災害時、外国人住民への情報提供はなされたか?

2011年3月13日 22時34分 | カテゴリー: まちづくり, 防災

外国人登録者全国3位の区が行うべきこと

 昨日朝、同じ地域に暮らすインド人の方が自宅に訪ねてみえました。
 巨大地震が発生したが情報がなく、「万一のときにはどこに避難すればいいのか」「地震のときは外へ出た方がいいのか、自宅にいたほうがいいのか」「テレビで見るような津波に襲われることがあるのか」など、不安が募る一方だ、ということでした。

  日本人の江戸川区民なら誰もが知っているような情報が行きわたっておらず、そのため不安を募らせている方々へまずは基本的な情報提供が必要です。
 そこで、昨日、区の地震防災マップや洪水ハザードマップ、また、英語版防災対策パンフレットなどを収集し、区の災害対策本部や小松川事務所にも正確な情報を確認した上で、今日、団地の集会室で説明会を開きました。会の周知、進行などはインドの方がされ、私は説明役。

 急きょ決まった会だったため、10人〜20人くらいの方が参加されるのかと思っていたのですが、集まったインドの方々は80人を超えました。着席できない人のほうが多く、関心の高さが窺えました。

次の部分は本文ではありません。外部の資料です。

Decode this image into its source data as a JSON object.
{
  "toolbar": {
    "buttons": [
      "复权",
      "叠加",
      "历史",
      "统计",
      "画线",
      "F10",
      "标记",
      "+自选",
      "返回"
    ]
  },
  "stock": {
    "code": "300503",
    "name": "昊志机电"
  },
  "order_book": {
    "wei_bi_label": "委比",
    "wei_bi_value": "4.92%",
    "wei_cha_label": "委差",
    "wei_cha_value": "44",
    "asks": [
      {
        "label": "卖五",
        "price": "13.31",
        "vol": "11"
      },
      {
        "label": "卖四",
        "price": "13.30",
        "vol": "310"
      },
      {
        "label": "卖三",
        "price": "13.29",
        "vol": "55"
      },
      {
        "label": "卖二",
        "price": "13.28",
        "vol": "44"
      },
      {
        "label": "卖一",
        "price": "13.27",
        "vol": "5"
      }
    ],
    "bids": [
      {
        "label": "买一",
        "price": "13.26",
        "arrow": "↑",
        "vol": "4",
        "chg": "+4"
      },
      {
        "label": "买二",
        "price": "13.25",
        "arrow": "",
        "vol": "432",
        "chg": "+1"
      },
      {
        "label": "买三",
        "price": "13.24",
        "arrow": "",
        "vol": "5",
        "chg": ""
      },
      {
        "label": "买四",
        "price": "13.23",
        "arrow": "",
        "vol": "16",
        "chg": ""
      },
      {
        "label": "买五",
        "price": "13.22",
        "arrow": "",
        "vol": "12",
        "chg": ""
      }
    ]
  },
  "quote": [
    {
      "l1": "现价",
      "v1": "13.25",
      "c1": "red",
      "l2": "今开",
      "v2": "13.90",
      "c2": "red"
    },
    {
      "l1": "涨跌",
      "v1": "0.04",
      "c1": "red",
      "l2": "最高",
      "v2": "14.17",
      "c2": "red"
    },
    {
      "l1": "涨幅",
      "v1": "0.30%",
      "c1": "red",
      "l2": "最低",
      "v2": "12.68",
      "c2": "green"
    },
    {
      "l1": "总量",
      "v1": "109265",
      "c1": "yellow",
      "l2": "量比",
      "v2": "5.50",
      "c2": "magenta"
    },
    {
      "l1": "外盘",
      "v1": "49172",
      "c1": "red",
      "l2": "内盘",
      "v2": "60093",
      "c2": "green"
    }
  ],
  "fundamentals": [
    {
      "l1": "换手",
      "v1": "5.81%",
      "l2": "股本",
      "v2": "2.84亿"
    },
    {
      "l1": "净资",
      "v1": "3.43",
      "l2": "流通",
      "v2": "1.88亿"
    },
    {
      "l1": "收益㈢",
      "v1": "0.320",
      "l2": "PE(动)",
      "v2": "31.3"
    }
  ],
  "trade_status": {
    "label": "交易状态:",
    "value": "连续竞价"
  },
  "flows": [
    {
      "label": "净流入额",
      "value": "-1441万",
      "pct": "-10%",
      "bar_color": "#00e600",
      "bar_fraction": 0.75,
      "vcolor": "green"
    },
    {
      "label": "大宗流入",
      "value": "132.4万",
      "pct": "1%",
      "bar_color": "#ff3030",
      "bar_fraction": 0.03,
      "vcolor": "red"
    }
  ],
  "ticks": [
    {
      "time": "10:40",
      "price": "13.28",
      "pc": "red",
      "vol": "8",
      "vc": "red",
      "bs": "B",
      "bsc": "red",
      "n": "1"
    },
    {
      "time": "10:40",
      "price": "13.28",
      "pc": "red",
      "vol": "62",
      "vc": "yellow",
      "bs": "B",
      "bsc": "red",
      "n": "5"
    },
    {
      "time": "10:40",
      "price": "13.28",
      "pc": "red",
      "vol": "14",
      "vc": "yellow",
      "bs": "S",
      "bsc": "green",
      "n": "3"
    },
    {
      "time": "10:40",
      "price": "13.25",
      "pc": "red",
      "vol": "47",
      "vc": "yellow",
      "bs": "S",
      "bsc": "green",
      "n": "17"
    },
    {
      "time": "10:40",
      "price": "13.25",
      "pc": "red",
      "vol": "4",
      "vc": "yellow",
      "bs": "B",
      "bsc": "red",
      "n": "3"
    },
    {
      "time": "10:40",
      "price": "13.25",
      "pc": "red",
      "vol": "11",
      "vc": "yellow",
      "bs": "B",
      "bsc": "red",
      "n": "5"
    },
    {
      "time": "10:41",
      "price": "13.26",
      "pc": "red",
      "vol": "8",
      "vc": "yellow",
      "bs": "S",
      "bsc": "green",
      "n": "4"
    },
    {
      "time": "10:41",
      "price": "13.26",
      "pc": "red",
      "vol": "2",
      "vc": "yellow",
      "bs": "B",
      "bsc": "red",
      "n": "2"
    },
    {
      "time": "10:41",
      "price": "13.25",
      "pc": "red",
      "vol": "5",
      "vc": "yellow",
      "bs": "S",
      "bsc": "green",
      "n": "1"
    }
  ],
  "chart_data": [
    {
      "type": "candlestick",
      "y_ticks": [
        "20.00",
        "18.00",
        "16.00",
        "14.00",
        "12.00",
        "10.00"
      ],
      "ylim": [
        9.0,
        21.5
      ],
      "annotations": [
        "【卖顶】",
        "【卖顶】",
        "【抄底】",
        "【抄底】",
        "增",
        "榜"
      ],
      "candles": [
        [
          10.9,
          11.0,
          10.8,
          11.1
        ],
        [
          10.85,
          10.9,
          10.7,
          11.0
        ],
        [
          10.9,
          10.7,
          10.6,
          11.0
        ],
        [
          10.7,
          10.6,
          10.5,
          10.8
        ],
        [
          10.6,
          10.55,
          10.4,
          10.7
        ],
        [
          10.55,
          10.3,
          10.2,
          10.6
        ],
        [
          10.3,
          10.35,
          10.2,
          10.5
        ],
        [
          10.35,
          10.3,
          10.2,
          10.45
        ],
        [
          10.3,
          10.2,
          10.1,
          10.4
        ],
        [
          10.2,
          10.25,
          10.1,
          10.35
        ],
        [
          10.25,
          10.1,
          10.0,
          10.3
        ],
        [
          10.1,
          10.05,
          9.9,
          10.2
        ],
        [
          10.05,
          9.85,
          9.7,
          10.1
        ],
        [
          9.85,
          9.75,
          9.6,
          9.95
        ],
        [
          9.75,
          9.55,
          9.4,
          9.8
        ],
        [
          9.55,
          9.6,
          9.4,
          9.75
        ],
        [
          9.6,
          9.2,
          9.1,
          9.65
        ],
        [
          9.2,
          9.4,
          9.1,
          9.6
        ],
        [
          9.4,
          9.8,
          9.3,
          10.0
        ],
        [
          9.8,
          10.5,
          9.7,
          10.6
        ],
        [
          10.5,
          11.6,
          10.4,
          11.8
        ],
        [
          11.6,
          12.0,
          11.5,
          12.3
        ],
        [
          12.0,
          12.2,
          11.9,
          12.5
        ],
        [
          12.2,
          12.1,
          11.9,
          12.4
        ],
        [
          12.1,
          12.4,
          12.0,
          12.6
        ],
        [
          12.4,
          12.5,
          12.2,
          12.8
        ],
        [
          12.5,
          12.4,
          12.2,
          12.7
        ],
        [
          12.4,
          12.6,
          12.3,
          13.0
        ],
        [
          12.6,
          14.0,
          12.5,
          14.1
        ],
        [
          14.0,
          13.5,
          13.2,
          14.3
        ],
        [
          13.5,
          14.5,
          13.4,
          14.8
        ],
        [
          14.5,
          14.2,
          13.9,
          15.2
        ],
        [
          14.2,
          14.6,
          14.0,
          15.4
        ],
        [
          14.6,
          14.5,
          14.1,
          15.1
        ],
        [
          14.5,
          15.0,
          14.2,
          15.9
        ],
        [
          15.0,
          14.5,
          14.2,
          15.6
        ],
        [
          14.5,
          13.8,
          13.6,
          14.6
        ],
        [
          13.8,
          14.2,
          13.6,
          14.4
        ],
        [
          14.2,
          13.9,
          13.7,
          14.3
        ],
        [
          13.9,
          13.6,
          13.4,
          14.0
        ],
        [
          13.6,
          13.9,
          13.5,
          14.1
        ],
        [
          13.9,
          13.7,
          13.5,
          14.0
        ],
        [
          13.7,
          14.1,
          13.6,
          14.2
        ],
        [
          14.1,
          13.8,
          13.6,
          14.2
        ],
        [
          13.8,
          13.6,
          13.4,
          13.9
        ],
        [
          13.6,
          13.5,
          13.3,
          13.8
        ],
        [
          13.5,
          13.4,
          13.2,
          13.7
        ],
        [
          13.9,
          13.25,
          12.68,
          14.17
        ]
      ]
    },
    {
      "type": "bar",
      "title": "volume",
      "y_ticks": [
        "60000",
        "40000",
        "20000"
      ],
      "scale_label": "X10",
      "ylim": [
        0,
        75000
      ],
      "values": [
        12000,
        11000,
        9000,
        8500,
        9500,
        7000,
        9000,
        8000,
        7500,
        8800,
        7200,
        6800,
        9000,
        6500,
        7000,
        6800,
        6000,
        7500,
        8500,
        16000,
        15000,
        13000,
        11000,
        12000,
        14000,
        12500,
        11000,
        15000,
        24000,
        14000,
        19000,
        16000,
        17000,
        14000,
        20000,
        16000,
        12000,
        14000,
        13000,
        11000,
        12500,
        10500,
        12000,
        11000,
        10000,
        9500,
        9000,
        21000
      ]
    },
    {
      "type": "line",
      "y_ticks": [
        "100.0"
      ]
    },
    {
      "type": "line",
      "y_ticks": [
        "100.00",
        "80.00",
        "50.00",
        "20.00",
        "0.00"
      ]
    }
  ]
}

 まず、小松川が、東京都の再開発事業の中で、災害に強いまち、をコンセプトに設計されており、建物の強度が強く、耐火率100%であることなどをマップを使って説明。区内でも屈指の安全な場所であり、隣接する都立大島小松川公園は、地震の際には7万人、水害の際には20万人の避難場所になっていると伝えると、「では自分たちは大勢の人を受け入れる立場なのだから、その時にはどんなことでお手伝いすればいいのか」という頼もしい発言も聞かれました。地震の基本的なこと以外には、津波と原発についての質問が相次ぎました。今回東京に出ていた「津波警報」は、3つのレベルの中間で、2mほどの想定であること、また、太平洋に面している被災地と江戸川区の立地は異なることから、テレビで見るような状況になることはまず考えにくいこと、すでに警報は解除されたことを伝えました。(もちろん通訳の方を通して。)

 発災直後から防災無線で区からの情報提供がなされていますが、日本語だけであることについて、「簡単でいいから英語でも流してほしい」。また、「区の災害サイトは多言語で対応してほしい」「災害に関する英語版パンフレットなどは区のHPからダウンロードできるようにしてほしい」などの要望があり、早速区に報告しました。また、みなさんには、防災無線で広報されている節電への協力について伝えました。
 
  江戸川区の外国人登録者数は現在24909人。これは、新宿区3万3千人、大阪市生野区3万人に次いで全国の自治体で3番目に多い人数です。区における国別内訳は、最も多いのが中国の約1万人、次いで韓国・朝鮮の約6千人、3番目がフィリピン2800人、そしてインドの2200人。上位3つが、徐々に増加してきたこと、また、過去の歴史も踏まえ、地域に根差した生活が営まれている一方で、インドの方々は5年間で3倍に急増。区内居住とはいえ、文化・言葉の壁も厚く、地域にさほど溶け込んでいない現状があるのも事実です。
 
 今回、情報弱者となった当事者から出された意見は、多くの外国人が居住する区にあって、速やかに改善されるべきことと考えます。

 会は、活発な意見交換がなされ、1時間の予定時間を30分延長。全員で1分間の黙とうのあと終了しました。